If that seems cruelly pragmatic, think about direct-mail solicitations. I find them ugly and unappealing. But I also know that their design is the product of years of testing and refinement about how to get people to part with their money. So is it “good typography”? In context, yes.

Heller: When you were doing your law studies, did you ever bring your typographic concerns to the bench? And if so, how were they received? 

Butterick: I did use Stempel Garamond or something for my first paper in my legal-writing class. The professor said, “Next time, use Courier.” “Why?” “Because that's how we do it.” “But lawyers don't have to use Courier.” “Well, that's how we do it.” And so on. Giving professors a hard time is a favorite pastime of law students. You learn quickly that the professors are immune to it.

I've gotten mail from young lawyers asking, “I just started working at a law firm. How do I make the managing partner adopt everything on your site?” I say, you don't—you do your job. You apply the techniques to your own work where you can. Sooner or later people will say, “Hey, why do your documents look better?” That's how you win.

Heller: On your website you list a number of books about law writing. Do any of these address typography? 

Butterick: Bryan Garner's books about legal writing touch briefly on typography. The U.S. Court of Appeals for the Seventh Circuit has a great little guide to legal typography on the front page of their website. But I've recently signed a contract to turn Typography for Lawyers into a book, so the void will soon be filled.

Heller: Tell me honestly, counselor, can a typeface make or break a legal case? 

Butterick: No. And we should be glad for that. We have a constitutional right of access to the courts. So the courts can't reject documents because of how they look. If you're a federal prison inmate and you have no lawyer and you submit a complaint in pencil, the court still has to take it seriously. But that means judges spend a lot of time with some awful-looking documents. Their job is to look past the typography and make decisions based on the merits. Typography is an optimization of a lawyer's work, not the core.

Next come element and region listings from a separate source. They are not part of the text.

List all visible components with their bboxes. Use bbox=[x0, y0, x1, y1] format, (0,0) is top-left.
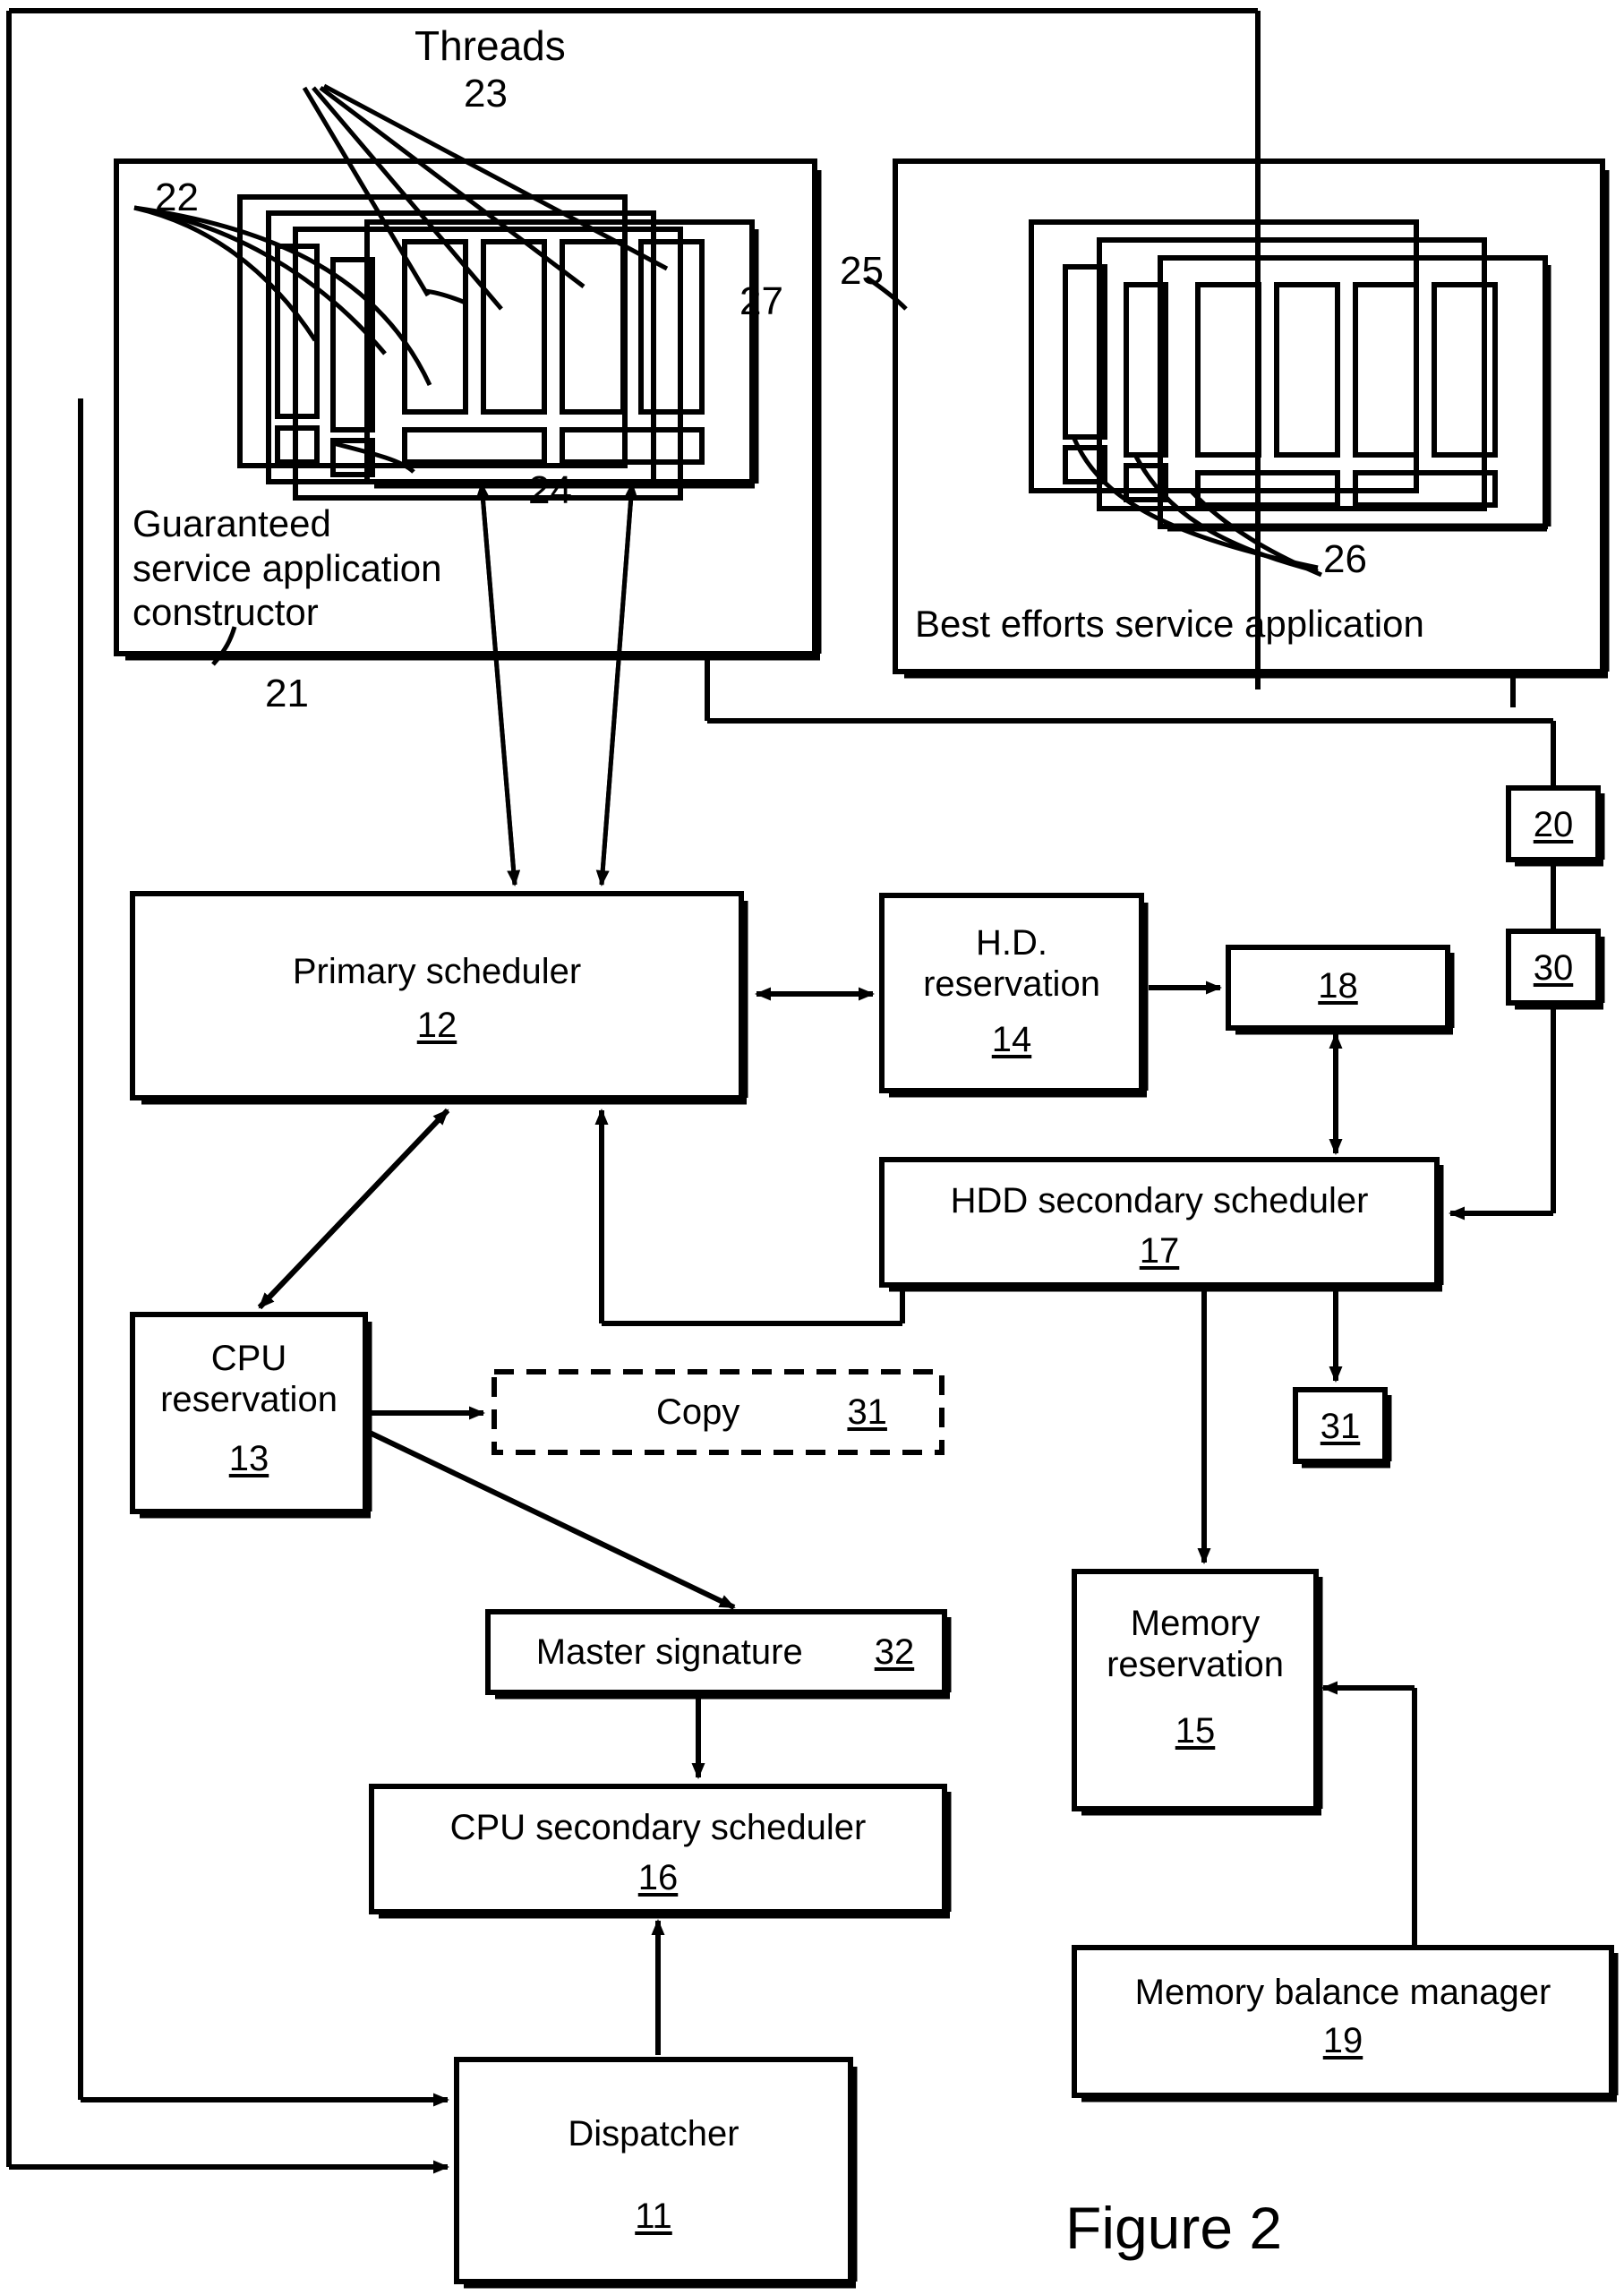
primary-scheduler-ref: 12 bbox=[416, 1006, 457, 1045]
hd-reservation-label-line1: H.D. bbox=[976, 923, 1047, 963]
memory-balance-manager-ref: 19 bbox=[1322, 2021, 1363, 2060]
memory-balance-manager-block: Memory balance manager 19 bbox=[1074, 1972, 1611, 2061]
ref-number-22: 22 bbox=[155, 176, 199, 219]
hdd-secondary-scheduler-label: HDD secondary scheduler bbox=[950, 1181, 1369, 1220]
primary-scheduler-block: Primary scheduler 12 bbox=[132, 951, 741, 1046]
copy-block: Copy 31 bbox=[494, 1372, 942, 1452]
dispatcher-ref: 11 bbox=[635, 2197, 672, 2236]
node-20-ref: 20 bbox=[1533, 805, 1574, 844]
hdd-secondary-scheduler-block: HDD secondary scheduler 17 bbox=[882, 1180, 1437, 1272]
cpu-reservation-label-line1: CPU bbox=[210, 1339, 287, 1378]
node-20-block: 20 bbox=[1509, 804, 1598, 845]
guaranteed-caption-line3: constructor bbox=[132, 591, 319, 634]
dispatcher-block: Dispatcher 11 bbox=[457, 2113, 850, 2237]
guaranteed-caption-line2: service application bbox=[132, 546, 442, 589]
hdd-secondary-scheduler-ref: 17 bbox=[1139, 1231, 1180, 1271]
threads-label: Threads bbox=[415, 22, 566, 69]
memory-reservation-label-line2: reservation bbox=[1107, 1645, 1284, 1684]
ref-number-25: 25 bbox=[840, 249, 884, 293]
guaranteed-panel-caption: Guaranteed service application construct… bbox=[132, 501, 509, 635]
cpu-secondary-scheduler-label: CPU secondary scheduler bbox=[449, 1808, 867, 1847]
cpu-reservation-ref: 13 bbox=[228, 1439, 269, 1478]
dispatcher-label: Dispatcher bbox=[568, 2114, 739, 2154]
ref-number-27: 27 bbox=[739, 279, 783, 323]
memory-balance-manager-label: Memory balance manager bbox=[1134, 1973, 1551, 2012]
hd-reservation-ref: 14 bbox=[991, 1020, 1032, 1059]
figure-caption: Figure 2 bbox=[1065, 2195, 1283, 2261]
guaranteed-caption-line1: Guaranteed bbox=[132, 502, 331, 544]
cpu-reservation-label-line2: reservation bbox=[160, 1380, 338, 1419]
primary-scheduler-label: Primary scheduler bbox=[292, 952, 582, 991]
memory-reservation-block: Memory reservation 15 bbox=[1074, 1603, 1316, 1751]
copy-label: Copy bbox=[656, 1392, 740, 1432]
master-signature-block: Master signature 32 bbox=[488, 1612, 944, 1692]
node-30-block: 30 bbox=[1509, 947, 1598, 989]
node-18-block: 18 bbox=[1228, 965, 1448, 1006]
memory-reservation-label-line1: Memory bbox=[1130, 1604, 1261, 1643]
master-signature-ref: 32 bbox=[874, 1631, 915, 1672]
hd-reservation-block: H.D. reservation 14 bbox=[882, 922, 1141, 1060]
ref-number-21: 21 bbox=[265, 672, 309, 715]
threads-ref-number: 23 bbox=[464, 72, 508, 116]
ref-number-24: 24 bbox=[528, 468, 572, 512]
cpu-reservation-block: CPU reservation 13 bbox=[132, 1338, 365, 1479]
cpu-secondary-scheduler-ref: 16 bbox=[637, 1858, 679, 1897]
ref-number-26: 26 bbox=[1323, 537, 1367, 581]
node-31-right-ref: 31 bbox=[1320, 1407, 1361, 1446]
node-31-right-block: 31 bbox=[1295, 1406, 1385, 1447]
node-30-ref: 30 bbox=[1533, 948, 1574, 988]
node-18-ref: 18 bbox=[1318, 966, 1358, 1006]
cpu-secondary-scheduler-block: CPU secondary scheduler 16 bbox=[372, 1807, 944, 1898]
master-signature-label: Master signature bbox=[535, 1631, 803, 1672]
figure-canvas: Threads 23 22 24 27 21 Guaranteed servic… bbox=[0, 0, 1624, 2295]
diagram-artwork bbox=[6, 8, 1619, 2289]
hd-reservation-label-line2: reservation bbox=[923, 964, 1100, 1004]
memory-reservation-ref: 15 bbox=[1175, 1711, 1216, 1751]
copy-ref: 31 bbox=[847, 1392, 887, 1432]
best-efforts-panel-caption: Best efforts service application bbox=[915, 603, 1424, 645]
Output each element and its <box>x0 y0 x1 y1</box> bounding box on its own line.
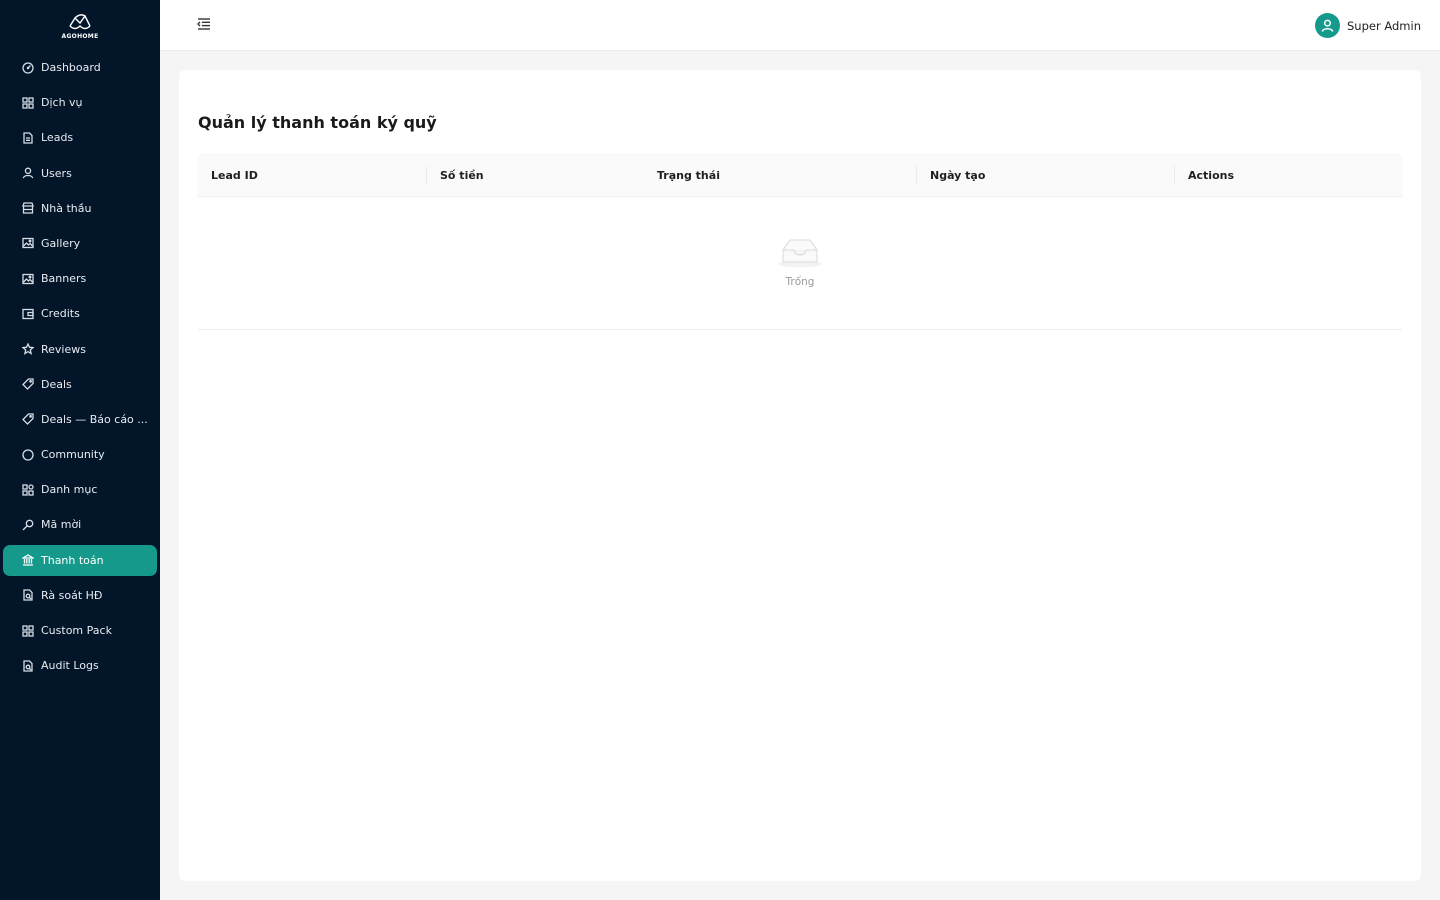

Heller: Are there court rules regarding fonts? 

Butterick: Most courts have adopted rules about document formatting, including font size, lines per page, margins, etc. Some, like in California, get quite detailed. These rules exist for the convenience of judges (so documents have a reasonably consistent appearance) and fairness to the parties (so lawyers don't abuse page limits by using teeny type). The federal district court in Los Angeles has a rule that all court filings be in 14-point type. I think that's the biggest anywhere. No idea why.

Heller: How many of your clients are now typeface designers or designers in general? 

Butterick: Right now, none. It seems to me that designers are relatively good at staying out of legal trouble. Musicians, painters, illustrators seem to get into these disputes more frequently. I did have a type designer call me last week looking for legal advice about how to copyright his typefaces. I didn't charge him for dispensing the bad news.

Heller: Again, honestly, while working on a brief, do you go off into your type mode and start drawing typefaces? 

Butterick: Never. When I'm working on a deliverable—I have a stack of 33 briefs right here that I have to take to court in a few minutes—I think like a lawyer. The primary question is, have I hit all the issues? Is this judge going to understand what I'm saying? Once I'm satisfied that I've done that, then I'll take a look at the typography.

Strangely enough, I did return to drawing typefaces recently. Hermes, my font family for the Font Bureau, had an uptick in popularity over the last few years. So I added some new weights, italic styles and alternate characters. I hadn't done typeface design in 15 years. There was a bit of a re-learning curve. But I got back into the swing of it.

Weirdly, I feel like a better, more confident type designer now, even though I haven't done it in so long. Working with type as a web designer and as a writer has helped me better appreciate how type works. When I draw a comma on the screen, I can now visualize the path that comma will travel on its way out into the world. Type is the beginning, not the end.